Symphony Hall, located on the Court Street, is a dynamic performing arts venue for a wide range of cultural extravaganzas. There is not a bad seat in the house and equipped with excellent acoustics and state-of-the-art facilities, every event held here is a success. Home to a gamut of events; from Broadway productions to theater for children, Symphony Hall will have a performance that everyone will love.
Located in Merrick Park, the Puritan Statue is a famous bronze statue of Deacon Samuel Chapin who was one of the founding fathers of the city. The statue shows a distinguished man in Puritan clothing, including a cape and a walking stick. The sculpture was created by Augustus Saint-Gaudens in the 1880s. The statue quickly became popular and the artist reproduced smaller versions of his work which are displayed in museums, art galleries, and other collections. Today, the Puritan Statue remains an important landmark in Springfield.
Amazing World of Dr. Seuss Museum is a part of Springfield Museums and was inaugurated in 2017. This three storied museum is dedicated to Springfield Native Theodor Giesel; who is more popularly known as Dr. Suess. They have a huge collection of all his work along with artifacts and furniture he used during his lifetime on display.
Built in the style of an Italian villa in 1895, the George Walter Vincent Smith Art Museum houses an eclectic collection of artifacts from Ancient Rome, Greece, Egypt and China, plus artworks, Chinese ceramics, Japanese armor and plaster casts of major European sculptures. This art museum is a must-see for art enthusiasts of all ages who are visiting the Springfield Museums, especially with the Hasbro Games Art Discovery Center that encourages children to learn about art and history through interactive displays and activities.

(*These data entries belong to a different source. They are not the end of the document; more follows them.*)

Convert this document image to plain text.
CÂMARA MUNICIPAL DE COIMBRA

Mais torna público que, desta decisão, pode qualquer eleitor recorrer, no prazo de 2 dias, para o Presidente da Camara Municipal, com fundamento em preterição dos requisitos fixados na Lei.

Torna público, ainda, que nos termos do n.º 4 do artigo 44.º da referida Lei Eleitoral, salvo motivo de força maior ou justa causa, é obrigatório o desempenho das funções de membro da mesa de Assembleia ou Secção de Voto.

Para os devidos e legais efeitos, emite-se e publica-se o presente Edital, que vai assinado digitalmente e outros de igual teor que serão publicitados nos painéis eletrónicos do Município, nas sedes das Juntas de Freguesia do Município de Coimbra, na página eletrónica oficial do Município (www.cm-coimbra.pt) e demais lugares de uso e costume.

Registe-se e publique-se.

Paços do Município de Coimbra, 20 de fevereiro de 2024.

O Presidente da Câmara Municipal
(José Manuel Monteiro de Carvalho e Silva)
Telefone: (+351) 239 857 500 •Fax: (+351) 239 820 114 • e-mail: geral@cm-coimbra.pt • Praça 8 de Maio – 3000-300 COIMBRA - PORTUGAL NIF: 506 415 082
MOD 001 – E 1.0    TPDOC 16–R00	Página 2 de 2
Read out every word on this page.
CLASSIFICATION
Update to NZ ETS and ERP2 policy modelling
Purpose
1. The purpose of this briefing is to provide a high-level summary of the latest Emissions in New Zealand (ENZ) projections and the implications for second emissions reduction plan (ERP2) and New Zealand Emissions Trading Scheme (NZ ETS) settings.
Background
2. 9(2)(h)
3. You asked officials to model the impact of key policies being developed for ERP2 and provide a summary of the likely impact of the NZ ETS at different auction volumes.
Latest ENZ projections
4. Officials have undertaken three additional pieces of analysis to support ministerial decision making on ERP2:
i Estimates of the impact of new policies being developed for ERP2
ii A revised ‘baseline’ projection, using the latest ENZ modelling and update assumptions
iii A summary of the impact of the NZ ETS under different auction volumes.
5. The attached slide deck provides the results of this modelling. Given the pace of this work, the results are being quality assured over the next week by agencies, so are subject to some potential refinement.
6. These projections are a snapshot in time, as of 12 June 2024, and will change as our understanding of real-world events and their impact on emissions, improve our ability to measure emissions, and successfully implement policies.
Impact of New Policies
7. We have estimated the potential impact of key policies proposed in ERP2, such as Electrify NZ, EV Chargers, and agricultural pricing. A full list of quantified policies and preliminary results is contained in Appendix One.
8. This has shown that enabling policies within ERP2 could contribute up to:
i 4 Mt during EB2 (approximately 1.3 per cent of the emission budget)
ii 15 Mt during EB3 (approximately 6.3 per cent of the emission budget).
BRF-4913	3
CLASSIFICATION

Learn about the history of Springfield during the 19th and 20th Centuries at the Lyman & Merrie Wood Museum of Springfield History. This 40,000 square-foot (.9 acres) museum shows how the city developed during the Industrial Revolution as well as the city's place in American history. You can walk through interesting exhibits, like the Smith & Wesson Gallery of Firearms History, the John Brown, Abraham Lincoln and the Civil War Exhibit, and the Automobile Gallery. The museum also hosts fun events.
This cluster of museums, plus a library and a national memorial, on the corner of Chestnut Street and State Street comprises the Quadrangle. The George Walter Vincent Smith Art Museum is the oldest of the group, and consists of collection of ancient art and artifacts from Greek and Roman civilizations. The Michele & Donald D'Amour Museum of Fine Arts is where you can find the collection of work by European and American artists collected over time. Among the most notable collection in the permanent exhibit of the museum includes paintings of John Singleton Copley and Currier & Ives' lithograph works. The Springfield Science Museum is a fine center where you can learn about the physical and natural science and its exhibits display such things as life size models and remains of dinosaurs and animals from Savannah. Various antique automobiles and weapons that were part of the Connecticut Valley Historical Museum, are displayed inside the Museum of Springfield History that opened to the public in 2009. The Quadrangle also houses the Springfield City Library, which was built in 1913, the Connecticut Valley Historical Museum, and the Dr. Seuss National Memorial Sculpture Garden. Hours and prices vary for each museum and attraction.